EFPIA has urged that in areas where improvements to the SPC system are considered to be necessary, a non-legislative approach should be taken. Without legislation, there would be no manufacturing waiver, which would be a major disappointment to the generic-drugs and biosimilars sector. It will also reinforce the view within the European pharmaceuticals sector that it needs to act together on key issues like patents and patent exemptions.
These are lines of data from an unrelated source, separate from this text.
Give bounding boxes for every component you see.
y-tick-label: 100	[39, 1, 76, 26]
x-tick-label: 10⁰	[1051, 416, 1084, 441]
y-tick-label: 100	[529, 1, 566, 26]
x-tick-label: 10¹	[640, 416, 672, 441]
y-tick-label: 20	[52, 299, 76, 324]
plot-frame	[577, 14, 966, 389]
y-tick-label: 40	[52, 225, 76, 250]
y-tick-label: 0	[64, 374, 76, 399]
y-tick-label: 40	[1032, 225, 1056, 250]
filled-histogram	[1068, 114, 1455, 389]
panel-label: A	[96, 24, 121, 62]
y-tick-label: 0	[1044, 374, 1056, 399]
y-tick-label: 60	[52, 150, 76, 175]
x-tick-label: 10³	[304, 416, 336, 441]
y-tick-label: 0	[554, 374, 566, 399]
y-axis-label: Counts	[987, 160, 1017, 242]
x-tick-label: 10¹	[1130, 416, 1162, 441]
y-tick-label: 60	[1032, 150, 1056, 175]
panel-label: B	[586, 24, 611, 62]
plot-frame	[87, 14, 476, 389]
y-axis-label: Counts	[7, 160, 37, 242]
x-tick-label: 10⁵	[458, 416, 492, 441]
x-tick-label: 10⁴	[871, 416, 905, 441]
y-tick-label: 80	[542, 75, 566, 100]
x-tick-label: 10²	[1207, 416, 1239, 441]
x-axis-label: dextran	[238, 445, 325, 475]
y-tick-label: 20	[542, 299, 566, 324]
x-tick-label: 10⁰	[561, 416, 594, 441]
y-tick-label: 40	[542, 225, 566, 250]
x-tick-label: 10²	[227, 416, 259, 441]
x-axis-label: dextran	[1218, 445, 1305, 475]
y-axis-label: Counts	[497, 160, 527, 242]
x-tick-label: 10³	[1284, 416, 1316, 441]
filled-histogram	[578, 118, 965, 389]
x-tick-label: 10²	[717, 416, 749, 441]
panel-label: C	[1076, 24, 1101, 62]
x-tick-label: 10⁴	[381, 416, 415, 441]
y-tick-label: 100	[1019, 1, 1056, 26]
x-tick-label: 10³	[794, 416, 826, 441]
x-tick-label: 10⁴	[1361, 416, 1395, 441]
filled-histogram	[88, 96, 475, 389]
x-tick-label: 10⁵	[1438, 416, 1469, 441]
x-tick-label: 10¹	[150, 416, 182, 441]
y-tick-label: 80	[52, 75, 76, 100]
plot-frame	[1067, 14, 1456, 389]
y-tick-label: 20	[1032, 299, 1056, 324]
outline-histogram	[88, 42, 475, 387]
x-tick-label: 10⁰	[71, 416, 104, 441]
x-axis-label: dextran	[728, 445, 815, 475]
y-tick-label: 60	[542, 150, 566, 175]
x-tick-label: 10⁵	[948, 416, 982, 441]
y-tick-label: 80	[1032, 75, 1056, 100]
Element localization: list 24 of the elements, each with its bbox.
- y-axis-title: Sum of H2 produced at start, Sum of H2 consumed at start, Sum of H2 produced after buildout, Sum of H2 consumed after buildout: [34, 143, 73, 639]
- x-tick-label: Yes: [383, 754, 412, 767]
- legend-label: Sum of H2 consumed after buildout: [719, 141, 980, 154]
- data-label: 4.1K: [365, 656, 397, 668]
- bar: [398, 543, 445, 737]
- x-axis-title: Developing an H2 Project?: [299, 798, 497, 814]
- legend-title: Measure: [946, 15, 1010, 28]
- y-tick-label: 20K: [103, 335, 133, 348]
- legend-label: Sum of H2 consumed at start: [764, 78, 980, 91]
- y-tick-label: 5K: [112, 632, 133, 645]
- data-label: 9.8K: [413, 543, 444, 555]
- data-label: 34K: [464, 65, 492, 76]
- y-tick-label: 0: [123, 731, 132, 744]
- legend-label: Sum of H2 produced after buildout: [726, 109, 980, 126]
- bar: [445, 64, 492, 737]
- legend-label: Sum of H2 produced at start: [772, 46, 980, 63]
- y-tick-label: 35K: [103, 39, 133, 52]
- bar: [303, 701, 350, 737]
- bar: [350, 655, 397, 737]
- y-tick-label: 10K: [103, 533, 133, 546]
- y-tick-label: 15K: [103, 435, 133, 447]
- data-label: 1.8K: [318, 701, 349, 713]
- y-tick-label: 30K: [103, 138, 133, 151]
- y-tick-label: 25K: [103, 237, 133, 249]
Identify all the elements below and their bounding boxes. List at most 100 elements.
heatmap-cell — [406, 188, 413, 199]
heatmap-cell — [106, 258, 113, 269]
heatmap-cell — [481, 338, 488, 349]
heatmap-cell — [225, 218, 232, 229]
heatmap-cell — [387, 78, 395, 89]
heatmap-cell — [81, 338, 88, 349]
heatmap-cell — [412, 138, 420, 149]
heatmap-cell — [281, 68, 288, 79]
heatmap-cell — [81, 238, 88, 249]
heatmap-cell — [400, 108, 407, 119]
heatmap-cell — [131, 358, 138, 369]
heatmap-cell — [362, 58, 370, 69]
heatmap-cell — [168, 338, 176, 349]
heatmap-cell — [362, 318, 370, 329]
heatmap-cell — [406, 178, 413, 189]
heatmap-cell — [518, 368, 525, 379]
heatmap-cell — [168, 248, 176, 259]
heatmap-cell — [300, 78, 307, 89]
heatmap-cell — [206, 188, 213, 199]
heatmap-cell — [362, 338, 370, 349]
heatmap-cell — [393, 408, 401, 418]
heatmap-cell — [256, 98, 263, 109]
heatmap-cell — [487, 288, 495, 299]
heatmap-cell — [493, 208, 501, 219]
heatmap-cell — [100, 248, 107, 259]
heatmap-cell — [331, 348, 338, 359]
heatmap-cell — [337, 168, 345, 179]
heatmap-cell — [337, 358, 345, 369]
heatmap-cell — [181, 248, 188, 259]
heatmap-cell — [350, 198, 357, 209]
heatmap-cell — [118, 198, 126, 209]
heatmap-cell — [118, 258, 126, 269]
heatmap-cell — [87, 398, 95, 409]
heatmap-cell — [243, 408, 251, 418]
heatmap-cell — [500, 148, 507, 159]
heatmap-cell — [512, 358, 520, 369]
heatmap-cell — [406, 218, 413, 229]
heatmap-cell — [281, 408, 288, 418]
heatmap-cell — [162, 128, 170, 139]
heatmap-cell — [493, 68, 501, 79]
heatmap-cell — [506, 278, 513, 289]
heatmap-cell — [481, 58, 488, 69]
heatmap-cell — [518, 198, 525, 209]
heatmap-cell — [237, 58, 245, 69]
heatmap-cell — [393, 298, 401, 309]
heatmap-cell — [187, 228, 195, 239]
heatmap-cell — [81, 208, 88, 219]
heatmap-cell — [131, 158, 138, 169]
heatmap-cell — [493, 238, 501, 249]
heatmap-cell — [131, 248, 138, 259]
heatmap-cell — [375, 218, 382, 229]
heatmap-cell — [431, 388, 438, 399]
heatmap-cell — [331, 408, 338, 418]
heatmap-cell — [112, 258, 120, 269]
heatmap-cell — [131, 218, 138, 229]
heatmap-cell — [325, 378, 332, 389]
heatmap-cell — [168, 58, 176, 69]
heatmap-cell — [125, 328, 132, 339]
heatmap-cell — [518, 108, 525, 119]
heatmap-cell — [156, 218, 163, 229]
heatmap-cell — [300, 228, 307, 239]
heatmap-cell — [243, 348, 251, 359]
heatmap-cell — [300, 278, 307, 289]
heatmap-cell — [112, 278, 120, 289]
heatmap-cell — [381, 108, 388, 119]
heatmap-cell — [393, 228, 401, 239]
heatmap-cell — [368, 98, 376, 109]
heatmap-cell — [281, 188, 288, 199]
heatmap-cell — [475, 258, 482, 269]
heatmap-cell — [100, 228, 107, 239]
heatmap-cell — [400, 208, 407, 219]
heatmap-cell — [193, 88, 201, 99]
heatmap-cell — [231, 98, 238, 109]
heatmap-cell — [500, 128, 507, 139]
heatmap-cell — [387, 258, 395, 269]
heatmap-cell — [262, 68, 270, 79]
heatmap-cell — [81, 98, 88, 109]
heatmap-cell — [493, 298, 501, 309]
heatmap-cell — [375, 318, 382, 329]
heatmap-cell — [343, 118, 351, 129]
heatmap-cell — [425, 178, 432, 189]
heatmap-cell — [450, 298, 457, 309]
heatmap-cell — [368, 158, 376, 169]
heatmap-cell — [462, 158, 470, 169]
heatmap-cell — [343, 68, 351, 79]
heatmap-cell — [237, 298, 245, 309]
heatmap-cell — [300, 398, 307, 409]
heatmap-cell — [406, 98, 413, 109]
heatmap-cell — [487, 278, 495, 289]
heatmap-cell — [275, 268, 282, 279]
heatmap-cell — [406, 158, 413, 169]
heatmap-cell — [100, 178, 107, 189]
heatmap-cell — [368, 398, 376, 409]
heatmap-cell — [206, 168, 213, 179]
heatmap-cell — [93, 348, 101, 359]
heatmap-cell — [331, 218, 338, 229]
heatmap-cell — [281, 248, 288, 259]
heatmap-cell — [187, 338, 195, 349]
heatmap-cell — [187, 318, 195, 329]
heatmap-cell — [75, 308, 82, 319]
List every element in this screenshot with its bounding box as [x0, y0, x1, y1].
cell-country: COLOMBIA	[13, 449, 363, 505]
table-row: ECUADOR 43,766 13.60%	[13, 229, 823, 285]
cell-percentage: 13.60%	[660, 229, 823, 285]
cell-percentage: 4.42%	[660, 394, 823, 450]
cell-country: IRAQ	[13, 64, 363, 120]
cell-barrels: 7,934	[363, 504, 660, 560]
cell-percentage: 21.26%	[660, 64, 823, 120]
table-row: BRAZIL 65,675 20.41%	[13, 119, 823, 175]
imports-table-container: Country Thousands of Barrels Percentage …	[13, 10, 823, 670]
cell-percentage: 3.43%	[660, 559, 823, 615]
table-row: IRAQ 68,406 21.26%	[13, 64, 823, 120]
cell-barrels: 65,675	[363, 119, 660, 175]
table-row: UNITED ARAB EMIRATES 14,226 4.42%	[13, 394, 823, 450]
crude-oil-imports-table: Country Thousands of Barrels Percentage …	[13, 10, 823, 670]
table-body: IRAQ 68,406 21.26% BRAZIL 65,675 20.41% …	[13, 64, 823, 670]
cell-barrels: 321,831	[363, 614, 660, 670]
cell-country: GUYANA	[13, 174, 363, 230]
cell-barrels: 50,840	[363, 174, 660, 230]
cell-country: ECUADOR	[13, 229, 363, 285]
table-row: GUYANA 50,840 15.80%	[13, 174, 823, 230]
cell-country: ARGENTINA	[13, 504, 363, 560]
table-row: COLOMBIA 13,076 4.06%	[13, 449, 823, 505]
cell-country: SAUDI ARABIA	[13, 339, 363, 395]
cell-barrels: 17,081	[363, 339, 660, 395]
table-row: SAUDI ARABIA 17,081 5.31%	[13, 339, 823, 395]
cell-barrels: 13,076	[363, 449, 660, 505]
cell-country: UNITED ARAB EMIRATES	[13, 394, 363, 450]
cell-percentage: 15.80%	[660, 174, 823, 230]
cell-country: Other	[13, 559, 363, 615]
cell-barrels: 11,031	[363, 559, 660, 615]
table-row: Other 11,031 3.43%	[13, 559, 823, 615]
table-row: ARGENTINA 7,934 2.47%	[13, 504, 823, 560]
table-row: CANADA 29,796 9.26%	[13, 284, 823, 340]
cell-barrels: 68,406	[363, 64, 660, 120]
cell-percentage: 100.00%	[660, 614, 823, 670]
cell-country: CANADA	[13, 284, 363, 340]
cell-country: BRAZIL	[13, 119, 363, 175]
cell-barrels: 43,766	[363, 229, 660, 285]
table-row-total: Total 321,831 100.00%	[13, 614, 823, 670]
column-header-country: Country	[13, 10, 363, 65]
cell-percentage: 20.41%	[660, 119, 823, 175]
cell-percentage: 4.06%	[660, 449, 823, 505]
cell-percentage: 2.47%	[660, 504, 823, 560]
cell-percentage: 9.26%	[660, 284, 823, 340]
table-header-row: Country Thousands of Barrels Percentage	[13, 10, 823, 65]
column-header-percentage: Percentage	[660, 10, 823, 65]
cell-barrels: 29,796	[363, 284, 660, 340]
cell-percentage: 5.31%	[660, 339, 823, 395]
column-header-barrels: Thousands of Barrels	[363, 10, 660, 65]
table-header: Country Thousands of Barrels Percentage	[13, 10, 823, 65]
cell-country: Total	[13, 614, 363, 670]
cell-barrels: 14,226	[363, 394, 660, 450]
“The manufacturing waiver is something which helps the European pharmaceutical industry as a whole,” says van den Hoven. “The research-based sector knows it is a good step for the generic drugs and biosimilars sector. If there was something being considered which was good for them, we would not try to block it.” At the moment, a united front within the industry on matters such as the manufacturing waiver and even other SPC exemptions seems a long way away.
Pharmaceutical Technology Europe
Vol. 29, No. 12
When referring to this article, please cite it as S. Milmo, “Disputes Over Manufacturing Waiver and Other SPC Exemptions,” Pharmaceutical Technology Europe 29 (12) 8–9 (2017).